Piacciano o non piacciano, queste sono le regole che l'Italia, Paese che ha costituzionalizzato il principio del pareggio di bilancio a dicembre 2012 ha accettato e approvato.

Un serio confronto critico sull'efficacia o meno della nuova governance come stabilizzatore anticrisi è da incentivare, ma il Commissario Rehn, anche se con qualche ruvidità e matafore poco azzeccate, fa oggi il suo mestiere. Da destra e da sinistra sono volate parole tanto grosse («Persona non gradita», «Un caporale di giornata», «Un anonimo funzionario irrispettoso della nostra sovranità», «Un maestrino che deve riconoscere il suo fallimento e dimettersi subito per manifesta incapacità») quanto maldestre e sbagliate. Molto meglio sarebbe stato, prima, discutere a fondo nel merito dei problemi.

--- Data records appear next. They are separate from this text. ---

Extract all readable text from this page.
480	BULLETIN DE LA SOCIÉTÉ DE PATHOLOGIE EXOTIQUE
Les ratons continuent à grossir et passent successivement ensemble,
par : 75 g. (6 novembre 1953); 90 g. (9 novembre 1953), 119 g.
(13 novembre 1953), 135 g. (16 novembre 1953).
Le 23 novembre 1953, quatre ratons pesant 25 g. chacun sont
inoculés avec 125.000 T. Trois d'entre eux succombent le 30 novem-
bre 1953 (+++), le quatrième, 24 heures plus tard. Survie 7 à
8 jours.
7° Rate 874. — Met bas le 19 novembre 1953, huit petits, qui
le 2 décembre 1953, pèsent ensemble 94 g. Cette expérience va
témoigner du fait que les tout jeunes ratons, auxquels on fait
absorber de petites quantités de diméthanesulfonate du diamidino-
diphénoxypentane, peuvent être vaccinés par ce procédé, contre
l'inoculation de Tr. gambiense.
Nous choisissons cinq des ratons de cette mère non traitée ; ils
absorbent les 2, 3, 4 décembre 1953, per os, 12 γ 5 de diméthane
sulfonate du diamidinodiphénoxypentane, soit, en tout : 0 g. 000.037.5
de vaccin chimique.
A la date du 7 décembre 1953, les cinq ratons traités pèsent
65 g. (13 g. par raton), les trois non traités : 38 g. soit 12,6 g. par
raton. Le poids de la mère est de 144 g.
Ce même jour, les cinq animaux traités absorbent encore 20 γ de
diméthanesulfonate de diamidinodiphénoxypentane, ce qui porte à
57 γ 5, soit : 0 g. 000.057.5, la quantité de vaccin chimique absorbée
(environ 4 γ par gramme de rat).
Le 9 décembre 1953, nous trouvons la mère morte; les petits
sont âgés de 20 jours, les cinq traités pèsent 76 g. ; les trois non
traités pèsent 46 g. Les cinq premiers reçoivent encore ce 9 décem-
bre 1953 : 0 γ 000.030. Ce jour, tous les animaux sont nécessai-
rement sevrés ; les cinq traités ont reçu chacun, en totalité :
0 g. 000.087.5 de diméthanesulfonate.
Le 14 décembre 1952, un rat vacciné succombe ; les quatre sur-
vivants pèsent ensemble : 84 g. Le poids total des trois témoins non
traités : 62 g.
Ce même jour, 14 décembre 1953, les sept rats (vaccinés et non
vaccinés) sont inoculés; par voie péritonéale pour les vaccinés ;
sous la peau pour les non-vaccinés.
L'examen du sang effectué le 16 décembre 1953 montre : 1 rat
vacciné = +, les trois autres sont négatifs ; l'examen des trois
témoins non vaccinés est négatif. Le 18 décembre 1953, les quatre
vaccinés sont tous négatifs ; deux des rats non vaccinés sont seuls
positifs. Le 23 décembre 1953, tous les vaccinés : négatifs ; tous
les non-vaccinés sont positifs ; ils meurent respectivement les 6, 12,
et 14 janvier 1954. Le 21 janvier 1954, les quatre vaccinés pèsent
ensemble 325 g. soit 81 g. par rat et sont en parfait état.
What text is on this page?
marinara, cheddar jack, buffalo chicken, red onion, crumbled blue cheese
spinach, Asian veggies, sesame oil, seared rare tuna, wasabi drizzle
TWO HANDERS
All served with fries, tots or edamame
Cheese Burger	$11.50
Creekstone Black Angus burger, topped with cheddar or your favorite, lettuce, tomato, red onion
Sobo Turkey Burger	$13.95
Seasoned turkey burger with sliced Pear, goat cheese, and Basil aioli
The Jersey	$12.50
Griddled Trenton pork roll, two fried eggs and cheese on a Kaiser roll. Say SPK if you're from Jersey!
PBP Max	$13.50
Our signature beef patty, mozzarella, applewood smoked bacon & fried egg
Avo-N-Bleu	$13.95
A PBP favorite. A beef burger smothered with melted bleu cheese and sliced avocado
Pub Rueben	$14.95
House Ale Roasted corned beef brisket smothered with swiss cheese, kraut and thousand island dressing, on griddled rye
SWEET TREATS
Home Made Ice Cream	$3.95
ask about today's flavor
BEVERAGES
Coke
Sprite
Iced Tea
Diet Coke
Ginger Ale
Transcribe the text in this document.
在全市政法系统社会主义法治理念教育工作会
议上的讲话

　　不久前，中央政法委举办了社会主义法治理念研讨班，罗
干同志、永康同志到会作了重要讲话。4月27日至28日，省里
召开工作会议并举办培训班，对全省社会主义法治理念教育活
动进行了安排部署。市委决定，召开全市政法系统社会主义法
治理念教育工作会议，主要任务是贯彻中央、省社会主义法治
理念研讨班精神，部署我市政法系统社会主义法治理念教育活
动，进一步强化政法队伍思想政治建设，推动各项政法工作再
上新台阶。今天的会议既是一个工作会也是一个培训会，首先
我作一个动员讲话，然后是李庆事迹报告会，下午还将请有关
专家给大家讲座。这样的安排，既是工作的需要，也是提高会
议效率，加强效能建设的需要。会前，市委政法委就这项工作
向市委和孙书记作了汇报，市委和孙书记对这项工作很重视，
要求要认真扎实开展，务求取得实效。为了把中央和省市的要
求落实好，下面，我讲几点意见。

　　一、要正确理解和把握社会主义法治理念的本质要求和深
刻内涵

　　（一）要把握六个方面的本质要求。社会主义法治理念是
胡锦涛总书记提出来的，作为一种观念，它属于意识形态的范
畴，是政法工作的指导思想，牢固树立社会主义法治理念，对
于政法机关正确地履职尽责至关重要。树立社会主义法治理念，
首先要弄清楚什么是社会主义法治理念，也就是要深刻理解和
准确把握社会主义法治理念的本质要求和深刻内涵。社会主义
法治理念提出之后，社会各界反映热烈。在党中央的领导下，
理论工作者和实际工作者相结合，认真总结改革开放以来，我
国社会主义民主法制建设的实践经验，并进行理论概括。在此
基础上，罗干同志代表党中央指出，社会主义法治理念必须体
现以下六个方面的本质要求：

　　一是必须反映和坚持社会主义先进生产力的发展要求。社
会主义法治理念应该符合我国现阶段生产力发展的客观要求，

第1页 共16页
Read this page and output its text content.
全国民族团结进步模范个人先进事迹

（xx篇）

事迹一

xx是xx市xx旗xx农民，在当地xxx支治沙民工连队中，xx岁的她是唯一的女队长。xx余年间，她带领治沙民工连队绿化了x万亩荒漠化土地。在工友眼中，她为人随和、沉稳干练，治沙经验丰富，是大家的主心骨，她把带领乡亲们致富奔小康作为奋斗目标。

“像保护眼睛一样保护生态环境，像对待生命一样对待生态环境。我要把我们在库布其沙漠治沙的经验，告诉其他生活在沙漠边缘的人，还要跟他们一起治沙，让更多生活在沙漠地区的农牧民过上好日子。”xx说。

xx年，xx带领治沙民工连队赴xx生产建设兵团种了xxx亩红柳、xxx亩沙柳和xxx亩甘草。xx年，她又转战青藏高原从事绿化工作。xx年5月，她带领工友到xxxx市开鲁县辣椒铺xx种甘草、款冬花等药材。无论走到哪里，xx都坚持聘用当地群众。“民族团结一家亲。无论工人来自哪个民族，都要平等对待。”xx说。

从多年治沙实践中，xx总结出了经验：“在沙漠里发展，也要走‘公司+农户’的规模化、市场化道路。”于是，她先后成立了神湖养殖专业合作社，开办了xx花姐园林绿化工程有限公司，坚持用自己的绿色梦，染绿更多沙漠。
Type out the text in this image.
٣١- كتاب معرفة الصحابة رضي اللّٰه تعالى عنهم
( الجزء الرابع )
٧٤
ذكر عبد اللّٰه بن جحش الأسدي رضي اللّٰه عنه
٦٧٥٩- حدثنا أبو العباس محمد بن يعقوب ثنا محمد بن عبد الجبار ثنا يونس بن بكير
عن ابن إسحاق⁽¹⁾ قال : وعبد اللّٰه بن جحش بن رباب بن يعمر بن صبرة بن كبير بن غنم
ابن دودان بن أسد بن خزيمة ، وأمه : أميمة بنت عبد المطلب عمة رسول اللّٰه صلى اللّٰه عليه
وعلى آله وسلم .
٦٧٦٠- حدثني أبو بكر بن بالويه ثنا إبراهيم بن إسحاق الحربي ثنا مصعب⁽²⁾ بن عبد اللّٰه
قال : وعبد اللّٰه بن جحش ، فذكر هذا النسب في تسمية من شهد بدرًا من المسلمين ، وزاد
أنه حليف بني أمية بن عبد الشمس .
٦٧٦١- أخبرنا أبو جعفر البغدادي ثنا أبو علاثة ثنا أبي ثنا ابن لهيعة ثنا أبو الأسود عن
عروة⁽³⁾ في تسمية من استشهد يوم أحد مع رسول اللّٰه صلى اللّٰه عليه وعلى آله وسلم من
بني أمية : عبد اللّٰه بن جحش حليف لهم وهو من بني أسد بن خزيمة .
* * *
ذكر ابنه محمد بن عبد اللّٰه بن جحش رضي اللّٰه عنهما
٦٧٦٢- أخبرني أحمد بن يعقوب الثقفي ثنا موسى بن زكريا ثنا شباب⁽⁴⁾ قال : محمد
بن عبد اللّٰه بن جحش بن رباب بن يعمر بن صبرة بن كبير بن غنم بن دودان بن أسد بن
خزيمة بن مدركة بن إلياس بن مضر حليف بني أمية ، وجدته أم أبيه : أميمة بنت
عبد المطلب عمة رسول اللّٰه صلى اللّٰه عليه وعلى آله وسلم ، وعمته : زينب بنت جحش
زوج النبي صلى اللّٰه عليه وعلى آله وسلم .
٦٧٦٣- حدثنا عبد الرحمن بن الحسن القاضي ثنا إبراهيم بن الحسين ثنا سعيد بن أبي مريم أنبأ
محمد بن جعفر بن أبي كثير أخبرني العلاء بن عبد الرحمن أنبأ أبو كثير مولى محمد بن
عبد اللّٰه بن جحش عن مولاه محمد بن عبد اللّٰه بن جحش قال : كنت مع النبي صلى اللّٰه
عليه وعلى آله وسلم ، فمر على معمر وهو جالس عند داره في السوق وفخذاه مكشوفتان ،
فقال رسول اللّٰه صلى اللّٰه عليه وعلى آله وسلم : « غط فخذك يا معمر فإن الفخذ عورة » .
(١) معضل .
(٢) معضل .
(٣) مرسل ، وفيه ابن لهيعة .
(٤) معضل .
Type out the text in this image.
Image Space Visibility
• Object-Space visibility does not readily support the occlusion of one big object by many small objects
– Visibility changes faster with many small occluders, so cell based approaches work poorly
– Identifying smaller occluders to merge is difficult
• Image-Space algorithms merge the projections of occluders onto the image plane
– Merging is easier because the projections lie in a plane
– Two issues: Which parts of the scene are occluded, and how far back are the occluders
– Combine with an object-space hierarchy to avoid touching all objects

tIl Governo Letta ha confermato l'obiettivo di stare sotto il 3% del deficit in rapporto al Pil e il commissario Rehn ne ha preso atto. Ma la partita vera, nel pieno delle dirompenti tensioni politiche che attraversano la maggioranza di governo anche dopo la sentenza della Cassazione che ha bocciato il ricorso Fininvest contro il risarcimento alla Cir di Carlo De Benedetti, è appena iniziata. Il Governo deve recuperare risorse per circa 6 miliardi, aggiornando in peggio le vecchie previsioni sulla caduta del Pil nel 2013 e lanciando l'operazione di taglio sul cuneo fiscale su lavoro e imprese, largamente condivisa, Bruxelles compresa, per rilanciare la competitività del sistema Italia.

Come è noto, c'è un accordo politico sul blocco della seconda rata Imu prima casa e sullo stop di tre mesi dell'aumento dell'Iva (stop che ora, viste le critiche europee, il Governo potrebbe far saltare) ma su ambedue i fronti le riserve della Commissione europea sono risapute e chiare. L'Europa chiede di spostare la tassazione dalle persone alle cose, da lavoro e capitale ai consumi, ai beni immobili e all'ambiente. Il taglio dell'Imu 2013 lo giudica in controtendenza e di fatto lo boccia. Rafforzando così gli esami per l'Italia e allungando lo sguardo verso la Service Tax che scatterà dall'inizio del 2014 ma che è ancora tutta da scrivere e sulla quale non possono passare partite di giro di altri aumenti fiscali.
uTenere il pareggio di bilancio, abbassare il debito e insieme alimentare la crescita (non dimentichiamo che la pressione fiscale vera, per chi le tasse le paga, supera già il 53%) è operazione difficilissima, che non può non prendere di petto i capitoli dei tagli alla spesa e delle dismissioni. Presuppone il forte sostegno di una consapevole maggioranza politica e un Governo che ambisca a forzare la mano in chiave riformista negoziando in Europa con decisione per estendere l'interpretazione positiva (sul credito d'imposta per innovazione e ricerca, ad esempio) della nuova governance europea.